Publié le 30 septembre 2024. Les maladies cardiovasculaires demeurent la première cause de décès au Panama, l’hypertension artérielle touchant près d’un Panamean adulte sur trois et représentant un danger silencieux pour la santé publique.
- Près de 37 % des adultes panaméens souffrent d’hypertension artérielle, souvent sans en ressentir les symptômes.
- Les maladies cardiaques ischémiques et les accidents vasculaires cérébraux (AVC) sont parmi les affections cardiovasculaires les plus fréquentes.
- Les avancées technologiques, notamment l’intelligence artificielle et la télémédecine, offrent de nouvelles perspectives pour le diagnostic et le traitement.
Les maladies cardiovasculaires continuent de représenter un défi majeur pour la santé publique au Panama. Selon l’Organisation Panaméricaine de la Santé (OPAS), l’hypertension artérielle, souvent asymptomatique, est un facteur de risque particulièrement préoccupant. En 2023, on estimait que 37 % de la population adulte panaméenne était atteinte d’hypertension, une condition qui évolue sournoisement et peut entraîner de graves complications.
Parmi les affections cardiovasculaires les plus courantes au Panama figurent les maladies cardiaques ischémiques – incluant l’infarctus du myocarde, l’angine de poitrine et la mort subite – ainsi que les accidents vasculaires cérébraux, communément appelés « déversements de cerveau ». Ces pathologies nécessitent une prise en charge rapide et spécialisée.
Le Dr Daniel Pichel, cardiologue à l’Hospital Paillilla, insiste sur l’importance de ne pas ignorer les signaux d’alerte.
« La douleur thoracique, la difficulté à respirer, l’enflure des jambes, les palpitations ou les évanouissements doivent être pris très au sérieux et nécessitent une consultation immédiate avec un spécialiste. »
Dr Daniel Pichel, cardiologue
L’hypertension artérielle est surnommée le « tueur silencieux » en raison de son absence de symptômes apparents. Une personne hypertendue peut développer des complications rénales et cardiaques sans s’en rendre compte. C’est pourquoi il est crucial de mesurer régulièrement sa pression artérielle, dans le cadre d’un examen médical général. En cas de tension élevée, un traitement adapté, qu’il s’agisse de modifications du mode de vie ou de médicaments, doit être mis en place.
Selon le Dr Pichel, l’hypertension, le diabète et l’hyperlipidémie (taux élevé de lipides dans le sang) sont trois des principaux facteurs de risque de maladies cardiovasculaires. Le contrôle de ces facteurs, par des ajustements alimentaires, une activité physique régulière ou un traitement médicamenteux, s’est avéré efficace pour réduire l’incidence des complications, telles que l’infarctus du myocarde et l’AVC.

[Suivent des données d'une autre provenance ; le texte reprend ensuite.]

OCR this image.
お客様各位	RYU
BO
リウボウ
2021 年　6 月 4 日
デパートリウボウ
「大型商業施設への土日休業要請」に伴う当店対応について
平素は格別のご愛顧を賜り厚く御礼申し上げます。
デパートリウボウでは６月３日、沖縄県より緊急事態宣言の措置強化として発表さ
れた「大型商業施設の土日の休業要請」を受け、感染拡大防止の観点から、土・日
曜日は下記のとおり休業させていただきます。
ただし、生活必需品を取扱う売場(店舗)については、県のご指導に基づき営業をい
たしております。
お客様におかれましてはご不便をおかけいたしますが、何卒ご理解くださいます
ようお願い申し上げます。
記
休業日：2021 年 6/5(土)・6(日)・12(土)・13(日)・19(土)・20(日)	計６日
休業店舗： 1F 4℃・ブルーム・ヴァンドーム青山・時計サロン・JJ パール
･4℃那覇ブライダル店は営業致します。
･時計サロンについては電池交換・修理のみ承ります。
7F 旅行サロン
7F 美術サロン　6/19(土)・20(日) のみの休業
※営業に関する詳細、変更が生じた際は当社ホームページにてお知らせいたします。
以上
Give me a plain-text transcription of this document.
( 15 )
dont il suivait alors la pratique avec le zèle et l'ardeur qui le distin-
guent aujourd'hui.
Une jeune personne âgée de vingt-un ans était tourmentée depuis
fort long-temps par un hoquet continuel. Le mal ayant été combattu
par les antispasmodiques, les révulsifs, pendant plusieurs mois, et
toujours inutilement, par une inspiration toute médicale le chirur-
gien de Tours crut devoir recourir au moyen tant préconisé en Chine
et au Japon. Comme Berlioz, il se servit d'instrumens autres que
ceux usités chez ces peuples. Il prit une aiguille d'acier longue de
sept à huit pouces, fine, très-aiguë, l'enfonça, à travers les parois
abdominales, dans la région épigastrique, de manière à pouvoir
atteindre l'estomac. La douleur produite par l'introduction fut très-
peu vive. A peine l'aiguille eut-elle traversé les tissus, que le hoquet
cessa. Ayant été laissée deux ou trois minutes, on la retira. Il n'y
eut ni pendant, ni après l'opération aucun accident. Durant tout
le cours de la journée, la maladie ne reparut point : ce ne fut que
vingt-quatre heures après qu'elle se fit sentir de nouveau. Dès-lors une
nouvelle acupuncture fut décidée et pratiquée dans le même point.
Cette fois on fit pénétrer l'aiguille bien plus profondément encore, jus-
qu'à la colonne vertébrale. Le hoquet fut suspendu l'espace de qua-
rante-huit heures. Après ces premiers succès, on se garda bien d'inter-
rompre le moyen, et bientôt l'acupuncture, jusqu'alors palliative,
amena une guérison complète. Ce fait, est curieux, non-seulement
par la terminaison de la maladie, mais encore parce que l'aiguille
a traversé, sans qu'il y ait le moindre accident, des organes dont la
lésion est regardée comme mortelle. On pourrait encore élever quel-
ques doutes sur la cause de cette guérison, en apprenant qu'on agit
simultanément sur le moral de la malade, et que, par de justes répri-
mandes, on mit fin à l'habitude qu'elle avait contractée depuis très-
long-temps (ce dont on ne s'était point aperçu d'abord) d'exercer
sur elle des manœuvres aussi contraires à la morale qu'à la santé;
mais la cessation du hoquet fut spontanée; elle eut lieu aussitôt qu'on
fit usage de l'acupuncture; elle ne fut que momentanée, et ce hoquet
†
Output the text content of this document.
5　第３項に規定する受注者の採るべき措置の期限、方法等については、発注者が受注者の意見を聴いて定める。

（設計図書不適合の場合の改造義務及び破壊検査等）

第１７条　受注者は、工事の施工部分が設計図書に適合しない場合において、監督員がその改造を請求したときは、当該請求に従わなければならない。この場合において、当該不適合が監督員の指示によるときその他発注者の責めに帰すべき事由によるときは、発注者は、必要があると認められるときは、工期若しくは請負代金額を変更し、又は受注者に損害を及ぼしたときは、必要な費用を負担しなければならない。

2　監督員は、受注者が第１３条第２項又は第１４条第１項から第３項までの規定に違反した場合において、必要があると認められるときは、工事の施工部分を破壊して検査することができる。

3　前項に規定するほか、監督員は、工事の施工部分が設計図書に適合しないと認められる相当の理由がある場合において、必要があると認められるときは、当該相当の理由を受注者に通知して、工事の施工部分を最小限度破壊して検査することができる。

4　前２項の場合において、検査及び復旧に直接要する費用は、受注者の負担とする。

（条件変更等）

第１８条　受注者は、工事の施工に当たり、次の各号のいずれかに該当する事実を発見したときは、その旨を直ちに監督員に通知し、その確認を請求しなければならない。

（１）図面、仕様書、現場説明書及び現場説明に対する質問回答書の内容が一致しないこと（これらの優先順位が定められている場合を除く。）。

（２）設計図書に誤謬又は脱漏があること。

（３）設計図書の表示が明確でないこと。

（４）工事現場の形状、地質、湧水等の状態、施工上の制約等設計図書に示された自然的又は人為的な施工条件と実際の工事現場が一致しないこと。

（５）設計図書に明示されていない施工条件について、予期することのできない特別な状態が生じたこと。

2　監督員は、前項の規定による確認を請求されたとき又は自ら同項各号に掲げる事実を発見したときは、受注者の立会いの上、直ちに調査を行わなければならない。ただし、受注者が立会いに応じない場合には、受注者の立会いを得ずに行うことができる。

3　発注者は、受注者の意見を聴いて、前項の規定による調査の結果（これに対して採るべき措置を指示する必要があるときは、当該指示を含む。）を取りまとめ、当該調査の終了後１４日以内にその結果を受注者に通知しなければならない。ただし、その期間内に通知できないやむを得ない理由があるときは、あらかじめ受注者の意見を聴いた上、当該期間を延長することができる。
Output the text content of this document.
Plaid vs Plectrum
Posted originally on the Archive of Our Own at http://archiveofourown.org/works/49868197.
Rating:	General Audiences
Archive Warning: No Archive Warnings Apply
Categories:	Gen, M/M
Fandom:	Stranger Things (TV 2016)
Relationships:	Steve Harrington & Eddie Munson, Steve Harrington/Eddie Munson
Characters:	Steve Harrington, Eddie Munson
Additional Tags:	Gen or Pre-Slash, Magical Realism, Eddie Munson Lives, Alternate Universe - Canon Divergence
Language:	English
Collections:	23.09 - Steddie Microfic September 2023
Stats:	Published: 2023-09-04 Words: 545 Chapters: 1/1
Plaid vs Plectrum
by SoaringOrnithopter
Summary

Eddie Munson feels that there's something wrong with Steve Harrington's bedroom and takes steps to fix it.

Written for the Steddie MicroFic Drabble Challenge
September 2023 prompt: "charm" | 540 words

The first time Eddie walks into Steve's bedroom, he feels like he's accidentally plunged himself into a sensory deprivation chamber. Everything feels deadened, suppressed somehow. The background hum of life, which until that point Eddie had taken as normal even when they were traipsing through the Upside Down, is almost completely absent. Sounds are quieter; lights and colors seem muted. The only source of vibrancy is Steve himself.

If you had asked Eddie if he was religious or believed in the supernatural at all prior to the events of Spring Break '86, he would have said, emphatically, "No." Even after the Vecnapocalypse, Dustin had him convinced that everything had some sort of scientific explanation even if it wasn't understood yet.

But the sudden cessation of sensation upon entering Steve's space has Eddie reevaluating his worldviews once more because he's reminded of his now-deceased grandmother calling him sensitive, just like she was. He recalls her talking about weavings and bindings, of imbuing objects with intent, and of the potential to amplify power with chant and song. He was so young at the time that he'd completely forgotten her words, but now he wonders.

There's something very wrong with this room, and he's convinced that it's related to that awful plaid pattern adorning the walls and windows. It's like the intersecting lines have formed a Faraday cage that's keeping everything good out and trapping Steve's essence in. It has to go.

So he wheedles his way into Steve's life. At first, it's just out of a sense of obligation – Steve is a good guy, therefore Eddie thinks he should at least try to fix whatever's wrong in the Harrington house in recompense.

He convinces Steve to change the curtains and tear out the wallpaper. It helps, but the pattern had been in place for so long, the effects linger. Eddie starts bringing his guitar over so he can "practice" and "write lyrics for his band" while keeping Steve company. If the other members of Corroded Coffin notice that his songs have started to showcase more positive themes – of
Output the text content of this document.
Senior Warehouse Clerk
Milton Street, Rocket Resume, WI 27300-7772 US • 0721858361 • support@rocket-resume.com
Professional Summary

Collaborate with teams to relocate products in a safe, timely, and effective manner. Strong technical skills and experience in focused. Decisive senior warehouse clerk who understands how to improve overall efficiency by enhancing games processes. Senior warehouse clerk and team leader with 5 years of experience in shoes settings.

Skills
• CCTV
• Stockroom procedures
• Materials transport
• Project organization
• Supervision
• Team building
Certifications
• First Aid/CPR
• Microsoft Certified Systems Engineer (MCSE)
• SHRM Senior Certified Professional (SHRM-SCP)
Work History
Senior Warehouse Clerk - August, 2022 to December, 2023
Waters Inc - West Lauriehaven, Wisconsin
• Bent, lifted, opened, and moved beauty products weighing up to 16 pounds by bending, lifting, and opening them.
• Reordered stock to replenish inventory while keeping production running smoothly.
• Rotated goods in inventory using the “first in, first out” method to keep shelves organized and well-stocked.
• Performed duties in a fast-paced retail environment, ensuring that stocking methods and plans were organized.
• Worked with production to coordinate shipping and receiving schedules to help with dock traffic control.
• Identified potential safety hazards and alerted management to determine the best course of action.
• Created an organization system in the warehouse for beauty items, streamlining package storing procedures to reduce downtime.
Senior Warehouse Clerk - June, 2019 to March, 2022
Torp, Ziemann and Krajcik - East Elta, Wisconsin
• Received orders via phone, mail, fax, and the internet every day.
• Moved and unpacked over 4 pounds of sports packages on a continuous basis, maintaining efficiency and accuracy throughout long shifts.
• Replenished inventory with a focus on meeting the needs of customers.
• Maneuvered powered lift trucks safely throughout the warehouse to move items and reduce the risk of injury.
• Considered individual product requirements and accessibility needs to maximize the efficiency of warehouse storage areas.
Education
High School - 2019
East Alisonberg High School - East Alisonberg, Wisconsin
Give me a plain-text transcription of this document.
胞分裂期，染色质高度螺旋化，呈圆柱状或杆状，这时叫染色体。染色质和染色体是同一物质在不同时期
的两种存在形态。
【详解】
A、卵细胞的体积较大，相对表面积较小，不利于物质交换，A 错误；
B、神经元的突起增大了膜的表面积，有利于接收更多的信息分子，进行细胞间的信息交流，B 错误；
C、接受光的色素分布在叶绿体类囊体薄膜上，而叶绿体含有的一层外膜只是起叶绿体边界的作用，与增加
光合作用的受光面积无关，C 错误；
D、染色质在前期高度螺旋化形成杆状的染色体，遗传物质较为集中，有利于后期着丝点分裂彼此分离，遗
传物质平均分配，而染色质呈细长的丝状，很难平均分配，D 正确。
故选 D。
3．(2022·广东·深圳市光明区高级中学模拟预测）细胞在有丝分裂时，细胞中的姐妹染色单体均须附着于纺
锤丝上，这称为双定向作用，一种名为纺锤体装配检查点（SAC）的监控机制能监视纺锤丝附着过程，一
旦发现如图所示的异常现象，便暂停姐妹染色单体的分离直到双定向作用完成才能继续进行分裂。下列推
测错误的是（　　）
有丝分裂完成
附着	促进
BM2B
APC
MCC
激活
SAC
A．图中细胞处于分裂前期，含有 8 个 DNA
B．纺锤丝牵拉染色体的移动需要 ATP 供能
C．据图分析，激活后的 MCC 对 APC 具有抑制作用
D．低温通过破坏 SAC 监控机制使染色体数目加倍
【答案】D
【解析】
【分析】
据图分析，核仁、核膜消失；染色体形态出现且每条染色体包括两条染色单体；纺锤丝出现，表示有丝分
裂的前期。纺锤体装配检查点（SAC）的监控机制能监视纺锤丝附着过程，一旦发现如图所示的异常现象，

La prévention demeure la stratégie la plus efficace. Adopter un mode de vie sain, incluant une alimentation équilibrée, pauvre en graisses saturées et en sucres, riche en fruits, légumes et protéines maigres, éviter le tabac, limiter la consommation de boissons sucrées et pratiquer une activité physique régulière sont des mesures clés pour protéger son cœur. Un sommeil de sept à neuf heures par jour est également essentiel pour la santé cardiovasculaire.
Nouvelles technologies au service de la cardiologie
Le développement de nouvelles technologies transforme le diagnostic et le traitement des maladies cardiovasculaires. La tomodensitométrie (scanner) et l’imagerie par résonance magnétique (IRM) permettent d’obtenir des images très détaillées des structures cardiaques, améliorant ainsi la précision des diagnostics précoces.
L’intelligence artificielle (IA) s’impose également comme un outil précieux pour optimiser le diagnostic et guider les décisions thérapeutiques.
« L’IA offre un potentiel prometteur, notamment dans l’interprétation des images médicales, où elle peut atteindre une sensibilité supérieure à celle de l’œil humain. »
Dr Daniel Pichel, cardiologue
Ces outils technologiques viennent compléter l’évaluation clinique des symptômes et des signes présentés par chaque patient.
Les dispositifs de surveillance continue des paramètres cardiovasculaires permettent aux patients de détecter d’éventuels changements pouvant signaler une pathologie. Cependant, le Dr Pichel souligne qu’aucun appareil ne saurait remplacer un examen médical annuel complet, incluant un bilan des antécédents médicaux, un examen physique et des analyses de laboratoire.
Enfin, la télémédecine ouvre la voie à un accès plus équitable aux soins, en permettant à des spécialistes d’évaluer des examens réalisés dans des zones éloignées, améliorant ainsi la qualité des soins prodigués.
Prendre soin de son cœur est un engagement quotidien qui combine la responsabilité individuelle, le soutien de la technologie et l’accès à des soins médicaux appropriés.